13 May 2007

Pope Tells Priests: Leave Politics To The Vatican


We're just so much better at it, obviously:
The Pope said both Marxism and capitalism had done great harm in Latin America, home to nearly half of the world's 1.1 billion Catholics, and that people were losing their dignity through "drugs, alcohol and deceptive illusions of happiness"...

Indigenous peoples welcomed the arrival of European priests as they were "silently longing" for the Christian faith, and embracing it purified them, the Pope said in the last major speech of his trip before leaving Brazil on Sunday night.
In the past 50 years, the Catholic Church has stood firmly behind the rightwing regimes of Chile's Pinochet, the Argentine Generals who "disappeared" their opponents, and many other US-backed dictatorships. Not surprisingly, Church numbers have been dwindling rapidly ever since.

Now, as the continent embraces anti-US socialist governments, local priests have turned to "liberation theology" as a way to make the Christian message relevant to South America's impoverished masses. The current Pope has been a leading opponent:
Former Cardinal Ratzinger, now Pope Benedict XVI, strongly opposed certain elements of liberation theology.
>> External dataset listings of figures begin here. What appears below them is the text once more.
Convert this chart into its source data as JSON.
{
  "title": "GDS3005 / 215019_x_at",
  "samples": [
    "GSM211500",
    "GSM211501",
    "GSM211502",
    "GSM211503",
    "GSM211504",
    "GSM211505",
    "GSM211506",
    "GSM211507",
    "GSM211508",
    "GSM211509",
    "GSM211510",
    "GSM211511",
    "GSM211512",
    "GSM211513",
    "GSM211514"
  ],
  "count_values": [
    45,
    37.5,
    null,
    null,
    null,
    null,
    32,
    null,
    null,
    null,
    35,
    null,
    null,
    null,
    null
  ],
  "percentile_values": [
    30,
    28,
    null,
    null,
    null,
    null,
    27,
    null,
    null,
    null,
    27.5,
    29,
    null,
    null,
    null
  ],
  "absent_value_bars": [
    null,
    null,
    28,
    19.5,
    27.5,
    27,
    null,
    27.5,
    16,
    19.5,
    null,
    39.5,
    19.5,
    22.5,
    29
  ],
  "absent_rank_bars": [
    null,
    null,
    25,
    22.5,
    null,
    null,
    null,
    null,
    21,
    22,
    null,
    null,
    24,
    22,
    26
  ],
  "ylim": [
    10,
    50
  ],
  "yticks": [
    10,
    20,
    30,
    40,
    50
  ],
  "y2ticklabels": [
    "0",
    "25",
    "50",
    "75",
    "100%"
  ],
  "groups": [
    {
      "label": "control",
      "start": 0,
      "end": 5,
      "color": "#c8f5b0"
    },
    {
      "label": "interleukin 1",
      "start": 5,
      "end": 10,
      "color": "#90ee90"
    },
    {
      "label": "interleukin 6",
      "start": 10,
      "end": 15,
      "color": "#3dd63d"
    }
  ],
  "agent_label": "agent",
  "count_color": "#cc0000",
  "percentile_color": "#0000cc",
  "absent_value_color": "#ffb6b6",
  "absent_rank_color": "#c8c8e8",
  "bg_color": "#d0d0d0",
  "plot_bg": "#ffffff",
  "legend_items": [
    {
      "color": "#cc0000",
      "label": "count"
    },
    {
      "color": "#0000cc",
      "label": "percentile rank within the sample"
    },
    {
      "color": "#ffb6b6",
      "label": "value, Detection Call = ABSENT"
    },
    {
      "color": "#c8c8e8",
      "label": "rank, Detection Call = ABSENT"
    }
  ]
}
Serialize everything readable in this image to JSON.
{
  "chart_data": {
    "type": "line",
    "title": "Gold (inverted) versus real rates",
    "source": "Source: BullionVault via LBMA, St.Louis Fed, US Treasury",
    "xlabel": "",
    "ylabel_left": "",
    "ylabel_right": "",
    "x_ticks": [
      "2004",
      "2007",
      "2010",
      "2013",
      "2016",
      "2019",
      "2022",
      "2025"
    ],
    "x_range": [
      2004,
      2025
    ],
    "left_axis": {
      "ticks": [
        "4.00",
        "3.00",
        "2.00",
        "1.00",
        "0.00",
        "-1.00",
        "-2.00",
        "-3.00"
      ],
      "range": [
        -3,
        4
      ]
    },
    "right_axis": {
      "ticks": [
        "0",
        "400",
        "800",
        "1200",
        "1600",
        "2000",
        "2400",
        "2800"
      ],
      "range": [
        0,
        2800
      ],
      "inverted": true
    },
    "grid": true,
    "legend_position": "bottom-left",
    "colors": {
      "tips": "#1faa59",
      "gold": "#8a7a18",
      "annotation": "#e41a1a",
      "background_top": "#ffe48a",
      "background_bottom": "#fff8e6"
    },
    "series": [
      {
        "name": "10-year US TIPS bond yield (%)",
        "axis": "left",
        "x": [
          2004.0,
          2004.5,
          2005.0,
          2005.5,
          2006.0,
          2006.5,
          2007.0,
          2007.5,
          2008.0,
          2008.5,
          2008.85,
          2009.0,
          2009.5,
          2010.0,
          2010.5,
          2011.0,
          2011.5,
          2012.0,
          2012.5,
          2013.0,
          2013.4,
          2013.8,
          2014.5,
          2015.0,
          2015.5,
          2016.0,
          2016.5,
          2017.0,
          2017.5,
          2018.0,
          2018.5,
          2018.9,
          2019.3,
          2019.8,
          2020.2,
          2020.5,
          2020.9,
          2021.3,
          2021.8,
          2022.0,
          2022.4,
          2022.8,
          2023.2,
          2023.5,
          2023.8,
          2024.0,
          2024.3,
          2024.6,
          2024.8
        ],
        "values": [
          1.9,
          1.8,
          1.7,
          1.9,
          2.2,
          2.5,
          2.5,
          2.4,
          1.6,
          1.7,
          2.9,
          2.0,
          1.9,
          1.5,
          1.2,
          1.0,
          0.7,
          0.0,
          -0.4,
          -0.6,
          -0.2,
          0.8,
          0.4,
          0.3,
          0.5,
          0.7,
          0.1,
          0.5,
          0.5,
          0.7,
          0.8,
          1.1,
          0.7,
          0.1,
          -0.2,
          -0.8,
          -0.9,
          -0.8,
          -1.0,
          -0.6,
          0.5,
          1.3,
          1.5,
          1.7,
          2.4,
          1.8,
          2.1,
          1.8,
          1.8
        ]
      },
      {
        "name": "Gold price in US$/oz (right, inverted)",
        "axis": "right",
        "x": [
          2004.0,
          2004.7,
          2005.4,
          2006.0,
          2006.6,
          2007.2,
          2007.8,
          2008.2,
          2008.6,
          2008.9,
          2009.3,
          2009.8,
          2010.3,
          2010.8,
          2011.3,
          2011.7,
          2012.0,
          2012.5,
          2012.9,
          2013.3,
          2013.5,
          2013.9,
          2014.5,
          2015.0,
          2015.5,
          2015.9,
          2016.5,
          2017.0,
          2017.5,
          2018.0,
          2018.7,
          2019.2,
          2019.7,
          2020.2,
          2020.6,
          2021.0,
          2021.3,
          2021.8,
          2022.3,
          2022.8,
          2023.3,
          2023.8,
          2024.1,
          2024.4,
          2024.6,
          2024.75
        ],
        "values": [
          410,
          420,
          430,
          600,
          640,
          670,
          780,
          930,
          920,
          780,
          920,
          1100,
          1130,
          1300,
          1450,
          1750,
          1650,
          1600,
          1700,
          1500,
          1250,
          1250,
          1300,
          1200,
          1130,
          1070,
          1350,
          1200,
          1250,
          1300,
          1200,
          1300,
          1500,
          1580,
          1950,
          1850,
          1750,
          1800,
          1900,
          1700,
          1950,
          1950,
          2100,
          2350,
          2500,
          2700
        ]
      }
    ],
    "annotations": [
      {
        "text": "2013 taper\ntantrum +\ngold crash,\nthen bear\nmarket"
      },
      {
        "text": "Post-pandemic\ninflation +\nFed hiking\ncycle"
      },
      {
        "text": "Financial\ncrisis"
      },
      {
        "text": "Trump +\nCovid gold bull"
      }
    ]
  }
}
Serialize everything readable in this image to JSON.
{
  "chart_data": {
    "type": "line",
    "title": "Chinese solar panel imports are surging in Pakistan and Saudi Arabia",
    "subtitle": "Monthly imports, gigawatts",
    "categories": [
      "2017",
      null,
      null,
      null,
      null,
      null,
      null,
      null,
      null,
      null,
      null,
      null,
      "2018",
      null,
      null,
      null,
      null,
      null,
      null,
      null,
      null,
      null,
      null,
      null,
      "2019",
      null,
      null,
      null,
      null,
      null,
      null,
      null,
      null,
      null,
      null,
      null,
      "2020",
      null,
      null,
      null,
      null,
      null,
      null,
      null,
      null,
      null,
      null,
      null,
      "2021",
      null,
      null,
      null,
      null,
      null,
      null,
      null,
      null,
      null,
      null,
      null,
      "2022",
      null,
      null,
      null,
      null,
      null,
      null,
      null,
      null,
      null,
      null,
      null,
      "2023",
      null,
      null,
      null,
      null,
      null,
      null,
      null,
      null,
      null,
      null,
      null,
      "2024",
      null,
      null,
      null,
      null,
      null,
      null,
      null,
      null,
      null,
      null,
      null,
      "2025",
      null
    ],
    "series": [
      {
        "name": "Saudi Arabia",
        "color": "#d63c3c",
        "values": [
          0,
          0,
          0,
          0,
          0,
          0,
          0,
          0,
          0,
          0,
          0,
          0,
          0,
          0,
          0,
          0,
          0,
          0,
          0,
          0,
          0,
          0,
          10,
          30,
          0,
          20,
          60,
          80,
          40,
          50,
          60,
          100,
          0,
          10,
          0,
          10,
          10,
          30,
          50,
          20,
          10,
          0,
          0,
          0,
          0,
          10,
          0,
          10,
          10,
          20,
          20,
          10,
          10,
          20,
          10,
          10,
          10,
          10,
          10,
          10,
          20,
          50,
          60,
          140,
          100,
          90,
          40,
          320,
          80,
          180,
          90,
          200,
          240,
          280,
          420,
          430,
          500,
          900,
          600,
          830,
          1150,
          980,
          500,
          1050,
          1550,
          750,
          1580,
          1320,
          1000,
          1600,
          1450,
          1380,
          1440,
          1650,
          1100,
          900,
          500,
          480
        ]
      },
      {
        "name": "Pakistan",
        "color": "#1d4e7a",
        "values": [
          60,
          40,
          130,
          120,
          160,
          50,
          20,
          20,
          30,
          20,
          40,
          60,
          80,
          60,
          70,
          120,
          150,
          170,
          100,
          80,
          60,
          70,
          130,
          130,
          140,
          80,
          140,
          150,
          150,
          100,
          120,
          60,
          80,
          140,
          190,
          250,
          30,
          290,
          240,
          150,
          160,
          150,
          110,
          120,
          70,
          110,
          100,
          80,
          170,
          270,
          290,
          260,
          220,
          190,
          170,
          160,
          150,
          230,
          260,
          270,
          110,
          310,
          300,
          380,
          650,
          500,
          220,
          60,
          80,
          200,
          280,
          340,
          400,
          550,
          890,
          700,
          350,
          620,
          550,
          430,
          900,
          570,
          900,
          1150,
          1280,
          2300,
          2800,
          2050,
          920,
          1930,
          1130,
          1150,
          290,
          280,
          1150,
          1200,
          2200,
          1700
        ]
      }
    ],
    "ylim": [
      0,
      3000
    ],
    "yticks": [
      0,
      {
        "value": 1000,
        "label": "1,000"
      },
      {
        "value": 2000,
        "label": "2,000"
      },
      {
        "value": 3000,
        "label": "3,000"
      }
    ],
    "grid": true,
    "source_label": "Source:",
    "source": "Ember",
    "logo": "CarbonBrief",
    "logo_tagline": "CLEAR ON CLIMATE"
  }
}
Through the Congregation for the Doctrine of the Faith, led by Ratzinger, the Vatican twice condemned the liberationist acceptance of Marxism and violence (first in 1984 and again in 1986). Leonardo Boff, for example, was suspended, while others were reputedly reduced to silence. However, Ratzinger has also praised those strands of the movement which reject violence and instead "[stress] the responsibility which Christians necessarily bear for the poor and oppressed." [3]

In March 1983, Cardinal Ratzinger made "ten observations" on aspects of Gutiérrez's theology, including accusing Gutiérrez of politically interpreting the Bible and of supporting a temporal messianism. Ratzinger also declared that the influence of Marxism was proven by the predominance accorded to orthopraxis over orthodoxy. Finally, this document states that these conceptions necessarily uphold a similar class conflict inside the Church, which logically leads to a rejection of hierarchy. During the 1980s and 1990s, Ratzinger continued his condemnation of these strains within liberation theology, prohibiting some dissident priests from teaching the doctrines in the Catholic Church's name and excommunicating Tissa Balasuriya in Sri Lanka for doing exactly that. Under his influence, theological formation schools were prohibited from using the Catholic Church's organization and grounds to teach these condemned theological formulations.
Hmmn, looks like lots of anti-Marxist statements, but precious little about the evils of Capitalism. No wonder Ratzinger's speech drew a crowd of only 100,000 rather than the predicted half a million. Many Brazilians may be poor and uneducated, but that doesn't mean they are stupid.

I wonder what Tony Abbott thinks?

PS: Anyone interested in this story might also be interested in this post from my blogged travel adventures in South America, circa 1990, Gandhi's Journey:
We finished eating and returned the way we had come. The doorways were now filling with beggars, shapeless lumps of cardboard, cloth and newspaper lined the streets. A toothless woman on the dirt patch of a traffic island had built a small fire and was cooking something which looked like a skinned rat. She hobbled down to the gutter, scooped some water into a tin can, and began to boil it. Between the branches of a wasted bush behind her, a piece of plastic was propped up with sticks to provide shelter.

"Would you have some money for a candle, Señor?"

We were standing outside a church. I gave Herminia a few coins and followed her inside, feeling awkwardly intrusive in my tourist garb. Herminia lit two candles and handed me one.

It was the week before Easter and the church was crowded with worshippers. They stood in silence, many holding candles. Most were dressed in beggar´s clothes, but their faces now possessed saintly dignity, glowing in the reflected candlelight. The church was ancient, its red brickwork crumbling, yet the walls danced with the light and the cieling was alive with the energy of a thousand flames. This was their refuge and their hope. When we stepped outside again, the darkness was momentarily overwhelming.
The Church has a lot to answer for. And not just the anti-Muslim Crusades.